Much of Weslowski’s book concerns the battle to conquer stifling
silence with vital expression. He sees his North American society
plagued by secrecy and falsity. It is “a vampire empire” fed on media
staples like “bad porn and sitcoms.” In that context, creative utterance
becomes a daring, necessary attack from the fringes. Repressive limits
on communication receive vivid and clever descriptions: “an inability
to express / the crushed grape in your chest.” Even so, the sense of
frustration with muted speech and broken connections repeats across
poems to the point where I wanted to hear more of the direct counterforce
that is RC Weslowski (a stage‐ and now also pen‐name). To
dramatize expressiveness and its failures, the book continually returns
to terms for mouths, lips, throats, breaths, voices, and words (spoken
or withheld). The poet feels he has “a fox in [his] mouth” but must spit it out to say so. Weslowski courageously strives to overcome the
strains corrupting communication, which seems to me more valuable
than any primer on the problem of “Shackle Hearted” inarticulateness.
For this poet, making meaningful connections through language risks
a kind of incoherence (“a sacred union of confusion”) that reveals his
exuberant, even unusual spirit. He writes of a “tarantula dairy assassin,”
“Ut Ut Igboo Weasels,” “knuckle‐crumpling disco weavers,” and
“belching on a pickled trumpet.” These are dizzying formulations by
a writer emancipated from the banal, and I found that aspect of My
Soft Response deeply absorbing.
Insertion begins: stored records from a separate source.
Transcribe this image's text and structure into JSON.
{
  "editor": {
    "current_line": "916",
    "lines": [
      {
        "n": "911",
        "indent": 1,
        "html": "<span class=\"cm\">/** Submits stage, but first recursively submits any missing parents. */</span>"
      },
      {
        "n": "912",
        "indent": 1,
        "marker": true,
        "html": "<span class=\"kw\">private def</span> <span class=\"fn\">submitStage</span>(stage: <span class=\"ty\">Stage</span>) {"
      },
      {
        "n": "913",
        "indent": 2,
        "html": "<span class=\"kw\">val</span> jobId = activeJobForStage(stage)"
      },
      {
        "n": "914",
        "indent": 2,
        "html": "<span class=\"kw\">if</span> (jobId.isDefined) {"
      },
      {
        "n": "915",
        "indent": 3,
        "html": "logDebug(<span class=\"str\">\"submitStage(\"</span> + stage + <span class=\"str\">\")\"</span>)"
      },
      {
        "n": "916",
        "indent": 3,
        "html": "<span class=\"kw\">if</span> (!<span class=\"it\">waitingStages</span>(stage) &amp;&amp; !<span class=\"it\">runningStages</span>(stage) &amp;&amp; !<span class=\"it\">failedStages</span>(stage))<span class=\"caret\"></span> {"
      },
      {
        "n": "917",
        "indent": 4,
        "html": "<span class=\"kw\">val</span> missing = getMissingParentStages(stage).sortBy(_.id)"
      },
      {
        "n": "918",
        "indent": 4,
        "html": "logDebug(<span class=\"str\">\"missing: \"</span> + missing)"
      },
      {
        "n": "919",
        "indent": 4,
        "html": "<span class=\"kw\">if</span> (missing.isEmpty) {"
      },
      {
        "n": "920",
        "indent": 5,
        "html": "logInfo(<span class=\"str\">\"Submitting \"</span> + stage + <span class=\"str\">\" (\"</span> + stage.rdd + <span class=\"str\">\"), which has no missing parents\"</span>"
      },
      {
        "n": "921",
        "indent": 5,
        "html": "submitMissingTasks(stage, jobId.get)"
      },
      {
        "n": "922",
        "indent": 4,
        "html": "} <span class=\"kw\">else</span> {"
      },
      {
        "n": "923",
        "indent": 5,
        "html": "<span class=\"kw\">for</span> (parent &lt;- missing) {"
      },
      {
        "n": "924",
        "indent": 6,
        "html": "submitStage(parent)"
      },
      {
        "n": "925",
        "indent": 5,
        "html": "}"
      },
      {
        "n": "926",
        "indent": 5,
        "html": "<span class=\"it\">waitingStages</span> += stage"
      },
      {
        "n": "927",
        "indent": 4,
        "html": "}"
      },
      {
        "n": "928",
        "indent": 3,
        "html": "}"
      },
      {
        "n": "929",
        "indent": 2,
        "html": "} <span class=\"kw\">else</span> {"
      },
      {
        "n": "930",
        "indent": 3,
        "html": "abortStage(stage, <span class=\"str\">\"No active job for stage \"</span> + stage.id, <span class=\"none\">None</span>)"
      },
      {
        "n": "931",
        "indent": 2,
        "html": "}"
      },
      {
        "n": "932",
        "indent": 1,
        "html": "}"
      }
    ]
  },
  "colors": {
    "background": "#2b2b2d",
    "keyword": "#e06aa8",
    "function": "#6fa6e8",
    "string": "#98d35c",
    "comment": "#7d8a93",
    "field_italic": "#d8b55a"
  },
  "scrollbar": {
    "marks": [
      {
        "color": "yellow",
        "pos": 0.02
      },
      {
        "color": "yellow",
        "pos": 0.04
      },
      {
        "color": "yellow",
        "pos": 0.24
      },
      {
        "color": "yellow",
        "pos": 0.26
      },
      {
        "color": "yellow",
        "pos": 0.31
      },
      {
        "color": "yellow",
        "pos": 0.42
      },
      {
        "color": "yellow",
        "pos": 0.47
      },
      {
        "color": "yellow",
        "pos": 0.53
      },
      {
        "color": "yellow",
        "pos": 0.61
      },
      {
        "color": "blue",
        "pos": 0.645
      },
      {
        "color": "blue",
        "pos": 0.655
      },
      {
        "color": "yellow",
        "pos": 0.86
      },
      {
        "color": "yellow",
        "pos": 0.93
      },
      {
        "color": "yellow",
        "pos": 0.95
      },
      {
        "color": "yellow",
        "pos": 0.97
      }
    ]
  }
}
And yet, to use a military metaphor
inspired by the book’s title, I sometimes wanted to encounter fewer
targets and more ammunition.
Weslowski’s Response presents outraged and outrageous voices but
also its promised softness. The poet sounds out a spare style in portions
of the book that address personal trauma and healing. Take these aphoristic
lines, seemingly on music: “the only thing you’ve ever loved / that’s
never hurt you.” Consider the poignant image of a boy’s hands “not
folded” but “knotted in prayer.” Pain comes across when the poet shifts
to his quieter tones. Simultaneously, the book’s recurrent commentary
on voicelessness takes on new depths in the blacklight of an unfolding
“history of abuse.” The poems testify to post‐traumatic flourishing;
their flourishes of language are more salvific than decorative. One character
in the book, Floyd Jones, speaks freely. Jones colours his bluecollar
monologue with elaborate and obscene cussing. But his is no
mere foul‐mouthed chin‐waggling. The poet sees Jones’s string of curses
as holy, especially when “compared to the profanities of commerce and
/ the blasphemies of human self‐righteousness.” And so, the enmity
between veiled quietude and gritty volubility is waged on emotional
and political terms in this Soft and not‐so Soft Response. Here, individual
and society suffer or heal together; on that ground, “your joy / is a revolutionary
act / your love, your rage.” RC Weslowski’s battle cry
unleashes “a spirit of fuck you and fuck yeah” that marks his book as
an underground offering, one both furious and loving.
Given the poet’s current track record, we may wait decades before
receiving another print collection to consider, puzzle over, and enjoy.
Meanwhile, the Canadian literary scene can continue to benefit from
his projects outside publishing. These include his regular Wax Poetic program on Vancouver’s Co‐op Radio, his Oh No Not Another Podcast podcast, and his live poetry performances.